Ashkenazi Chief Rabbi Yona Metzger returned on Wednesday from a “public diplomacy visit” to Germany, having been asked by the German Jewish community, before Kamm lodged his complaint, to address the issue of Jewish circumcision with German decision-makers.
“Throughout the centuries Jews gave up their lives for this commandment, and when they were forbidden to perform it they did it in secret anyway,” he said. “We do not want, God forbid, to return to these dark days.”
Metzger said during a press conference in Germany that he was concerned that the Cologne ruling could not only affect the legal situation there but also in other European countries such as Switzerland, Austria and Denmark.
Germany’s Minister for Family Affairs Kristina Schröder told the main German Jewish newspaper Jüdische Allgemeine on Wednesday that “an appropriate anesthetic during circumcision is for me an important point.”
A spokesman from the ministry said that the German Ethics Council would meet on Thursday in Berlin to address the controversy.
Five experts, including theologians, lawyers and physicians, will be present, Said Schröder, “I recognize in Jewish religious practice there are ways to bring pain-free and medical standards in harmony with religious law.”
The minister met with Metzger and other rabbis to discuss the dispute. Metzger stressed the possibility of medical training for Jewish circumcision practitioners but rejected the use of local anesthetic.

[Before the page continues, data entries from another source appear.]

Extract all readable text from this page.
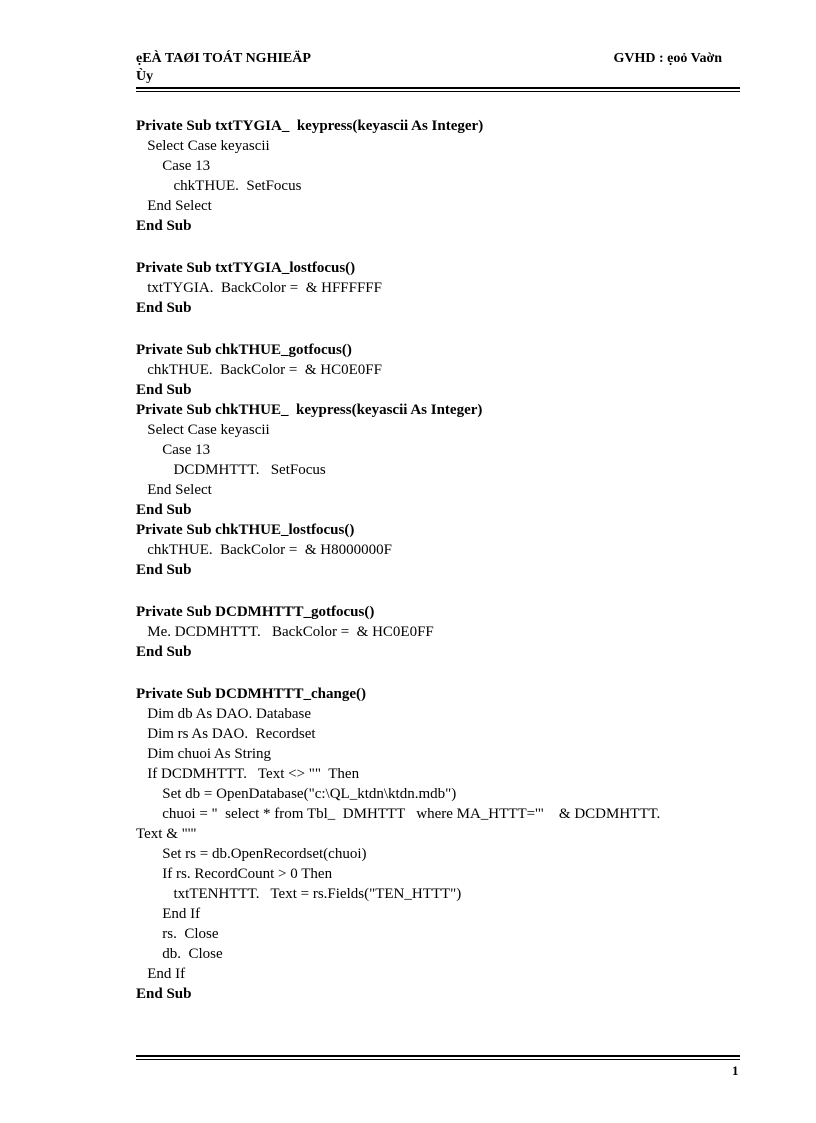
ẹEÀ TAØI TOÁT NGHIEÄP
Ùy
GVHD : ẹoỏ Vaờn
Private Sub txtTYGIA_  keypress(keyascii As Integer)
Select Case keyascii
Case 13
chkTHUE.  SetFocus
End Select
End Sub
Private Sub txtTYGIA_lostfocus()
txtTYGIA.  BackColor =  & HFFFFFF
End Sub
Private Sub chkTHUE_gotfocus()
chkTHUE.  BackColor =  & HC0E0FF
End Sub
Private Sub chkTHUE_  keypress(keyascii As Integer)
Select Case keyascii
Case 13
DCDMHTTT.   SetFocus
End Select
End Sub
Private Sub chkTHUE_lostfocus()
chkTHUE.  BackColor =  & H8000000F
End Sub
Private Sub DCDMHTTT_gotfocus()
Me. DCDMHTTT.   BackColor =  & HC0E0FF
End Sub
Private Sub DCDMHTTT_change()
Dim db As DAO. Database
Dim rs As DAO.  Recordset
Dim chuoi As String
If DCDMHTTT.   Text <> ""  Then
Set db = OpenDatabase("c:\QL_ktdn\ktdn.mdb")
chuoi = "  select * from Tbl_  DMHTTT   where MA_HTTT='"    & DCDMHTTT.
Text & "'"
Set rs = db.OpenRecordset(chuoi)
If rs. RecordCount > 0 Then
txtTENHTTT.   Text = rs.Fields("TEN_HTTT")
End If
rs.  Close
db.  Close
End If
End Sub
1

German Foreign Minister Guido Westerwelle said during a visit to Liechtenstein that “Jewish and Muslim traditions must be allowed in Germany without legal hindrance. We should not play with the reputation of Germany in the world as a land of religious tolerance.”
European Jewish Congress president Moshe Kantor expressed “outrage” at the criminal complaint.
“It has been many decades since a Jew was charged for practicing Judaism openly and [this] is reminiscent of far darker times,” Kantor said in a statement to the press. “We hope that in Germany, of all places, the authorities would remain far more sensitive to this issue.
“The charges laid against a Jewish religious leader for performing a fully legal action is outrageous and a very troubling escalation sending a deeply problematic message to the Jewish community,” Kantor said.
The Rabbinical Center of Europe, an organization representing more than 700 Orthodox rabbis from across the continent, issued a statement saying it had mobilized Europeans to support Goldberg, and that the number of responses from business executives, Jewish and non-Jewish, who said they would help fund all necessary legal costs had been “overwhelming.”
Rabbi Aryeh Goldberg, deputy director of the RCE, explained that “Jews in Europe feel that this is an struggle against Judaism. On the one hand it makes them angry, and on the other it creates a great deal of sympathy and solidarity in the non-Jewish population.”